All convalescent patients were positive for antibodies against the receptor binding domain and N proteins of SARS-CoV-2. Levels of such antibodies did not differ according to infection severity. [J Allerg Clin Immunol 2021;148:1481-1492.e2]

Moreover, nAbs were present in 93.59 percent of convalescent patients 1 year after infection. However, convalescent nAb titres were significantly lower than when measured in patients with mild infections at the time of diagnosis.

Convalescent patients also showed robust immune memory to COVID-19. After stimulation with a SARS-CoV-2 peptide pool, virus-specific T cells were detected in 100 percent of convalescent patients 1 year after recovery. T cell counts were higher in patients who had had moderate infections.

However, further focus on CD4+ T cells revealed notable gaps in immune memory. After peptide stimulation, most CD4+ T cells produce only a single cytokine: interferon-γ, tumour necrosis factor-α, or interleukin-2. Meanwhile, the proportion of multifunctional CD4+ T cells, which could produce a combination of two or more cytokines, was notably lower.

According to the researchers “these data suggested that SARS-CoV-2-specific CD4+ T cells were gradually losing their functional potential in convalescent patients with COVID-19 after 1 year of recovery.”

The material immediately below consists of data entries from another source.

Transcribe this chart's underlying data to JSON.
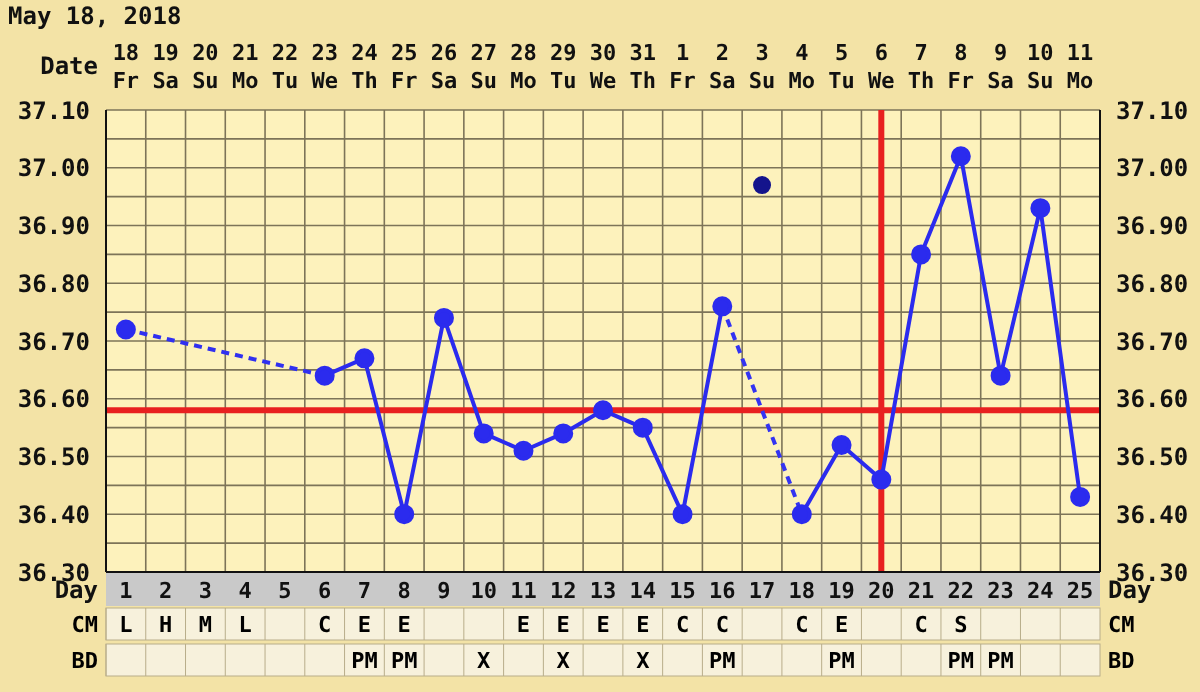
{
  "chart_data": {
    "type": "line",
    "title": "May 18, 2018",
    "xlabel": "Date",
    "x2label": "Day",
    "categories": [
      "18 Fr",
      "19 Sa",
      "20 Su",
      "21 Mo",
      "22 Tu",
      "23 We",
      "24 Th",
      "25 Fr",
      "26 Sa",
      "27 Su",
      "28 Mo",
      "29 Tu",
      "30 We",
      "31 Th",
      "1 Fr",
      "2 Sa",
      "3 Su",
      "4 Mo",
      "5 Tu",
      "6 We",
      "7 Th",
      "8 Fr",
      "9 Sa",
      "10 Su",
      "11 Mo"
    ],
    "series": [
      {
        "color": "#2b2bee",
        "values": [
          36.72,
          null,
          null,
          null,
          null,
          36.64,
          36.67,
          36.4,
          36.74,
          36.54,
          36.51,
          36.54,
          36.58,
          36.55,
          36.4,
          36.76,
          null,
          36.4,
          36.52,
          36.46,
          36.85,
          37.02,
          36.64,
          36.93,
          36.43
        ]
      },
      {
        "color": "#3030f0",
        "line_style": "dashed",
        "marker": "none",
        "x": [
          "18 Fr",
          "23 We"
        ],
        "values": [
          36.72,
          36.64
        ]
      },
      {
        "color": "#3333f2",
        "line_style": "dashed",
        "marker": "none",
        "x": [
          "2 Sa",
          "4 Mo"
        ],
        "values": [
          36.76,
          36.4
        ]
      },
      {
        "type": "scatter",
        "color": "#14148c",
        "values": [
          null,
          null,
          null,
          null,
          null,
          null,
          null,
          null,
          null,
          null,
          null,
          null,
          null,
          null,
          null,
          null,
          36.97,
          null,
          null,
          null,
          null,
          null,
          null,
          null,
          null
        ]
      }
    ],
    "marker": "circle",
    "line_style": "solid",
    "grid": true,
    "ylim": [
      36.3,
      37.1
    ],
    "yticks": [
      {
        "value": 36.3,
        "label": "36.30"
      },
      {
        "value": 36.35,
        "label": null
      },
      {
        "value": 36.4,
        "label": "36.40"
      },
      {
        "value": 36.45,
        "label": null
      },
      {
        "value": 36.5,
        "label": "36.50"
      },
      {
        "value": 36.55,
        "label": null
      },
      {
        "value": 36.6,
        "label": "36.60"
      },
      {
        "value": 36.65,
        "label": null
      },
      {
        "value": 36.7,
        "label": "36.70"
      },
      {
        "value": 36.75,
        "label": null
      },
      {
        "value": 36.8,
        "label": "36.80"
      },
      {
        "value": 36.85,
        "label": null
      },
      {
        "value": 36.9,
        "label": "36.90"
      },
      {
        "value": 36.95,
        "label": null
      },
      {
        "value": 37.0,
        "label": "37.00"
      },
      {
        "value": 37.05,
        "label": null
      },
      {
        "value": 37.1,
        "label": "37.10"
      }
    ],
    "y2lim": [
      36.3,
      37.1
    ],
    "y2ticks": [
      {
        "value": 36.3,
        "label": "36.30"
      },
      {
        "value": 36.4,
        "label": "36.40"
      },
      {
        "value": 36.5,
        "label": "36.50"
      },
      {
        "value": 36.6,
        "label": "36.60"
      },
      {
        "value": 36.7,
        "label": "36.70"
      },
      {
        "value": 36.8,
        "label": "36.80"
      },
      {
        "value": 36.9,
        "label": "36.90"
      },
      {
        "value": 37.0,
        "label": "37.00"
      },
      {
        "value": 37.1,
        "label": "37.10"
      }
    ],
    "x2lim": [
      0.5,
      25.5
    ],
    "x2ticks": [
      1,
      2,
      3,
      4,
      5,
      6,
      7,
      8,
      9,
      10,
      11,
      12,
      13,
      14,
      15,
      16,
      17,
      18,
      19,
      20,
      21,
      22,
      23,
      24,
      25
    ],
    "ref_lines": [
      {
        "axis": "y",
        "value": 36.58,
        "color": "#e82020"
      },
      {
        "axis": "x",
        "value": "6 We",
        "color": "#e82020"
      }
    ],
    "annotations": [
      "CM",
      "L",
      "H",
      "M",
      "L",
      null,
      "C",
      "E",
      "E",
      null,
      null,
      "E",
      "E",
      "E",
      "E",
      "C",
      "C",
      null,
      "C",
      "E",
      null,
      "C",
      "S",
      null,
      null,
      null,
      "BD",
      null,
      null,
      null,
      null,
      null,
      null,
      "PM",
      "PM",
      null,
      "X",
      null,
      "X",
      null,
      "X",
      null,
      "PM",
      null,
      null,
      "PM",
      null,
      null,
      "PM",
      "PM",
      null,
      null
    ]
  }
}
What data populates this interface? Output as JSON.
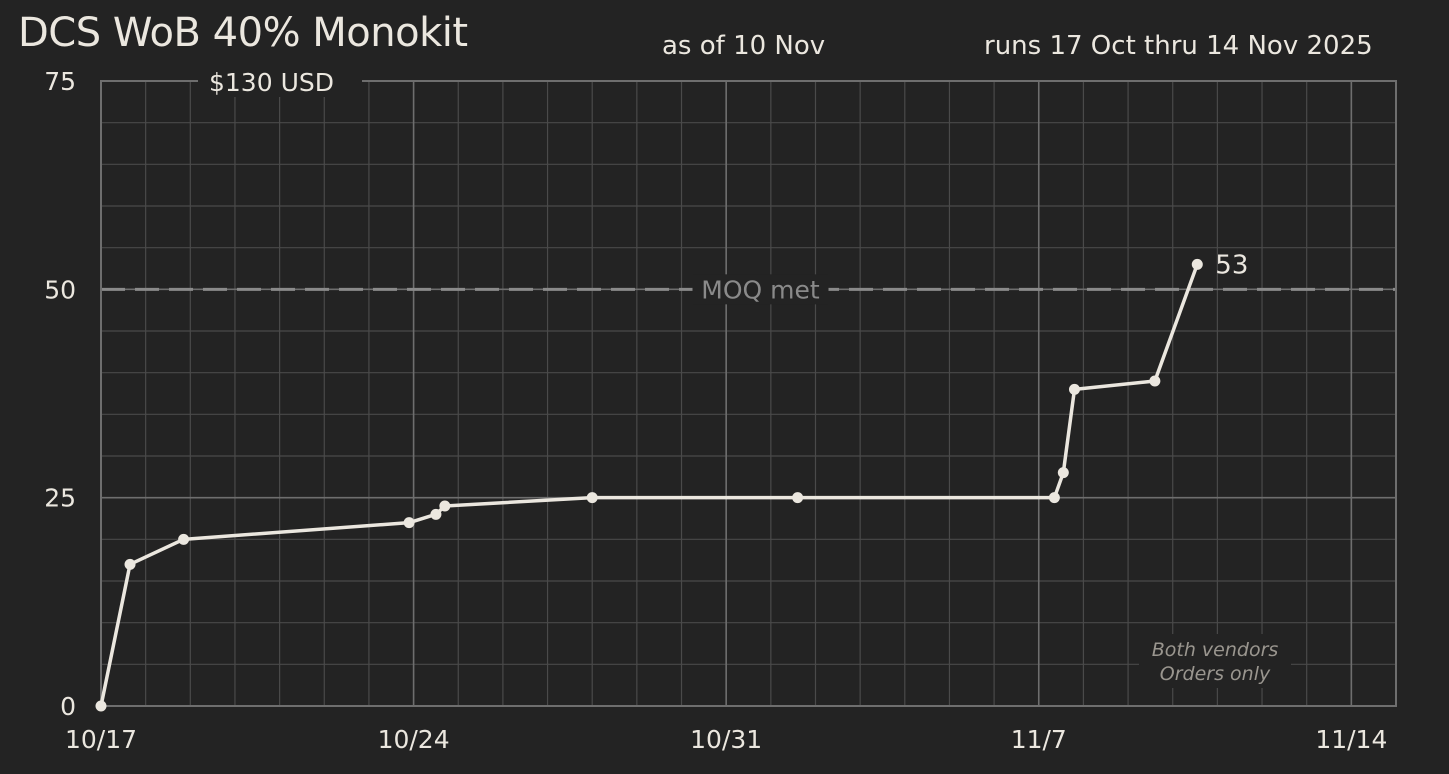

Moreover, CD4+ T cells from convalescent patients showed heightened expression of exhaustion markers such as CD39, CTLA-4, TIGIT, Tim-3, and PD-1.

“We observed that the expressions of inhibitory receptors including PD-1, Tim-3, TIGIT, CTLA-4, and CD39 were all remarkably increased on SARS-CoV-2-specific CD4+ T cells,” the researchers said. “These findings indicated that although the number of SARS-CoV-2–specific CD4+ T cells was maintained in convalescent patients with COVID-19 after 1 year of recovery, their function may be exhausted.”

“Our study not only extends our understanding of the durability of immune memory in convalescent patients with COVID-19 but also may have implications that vaccination is needed in convalescent patients for preventing reinfection,” they added.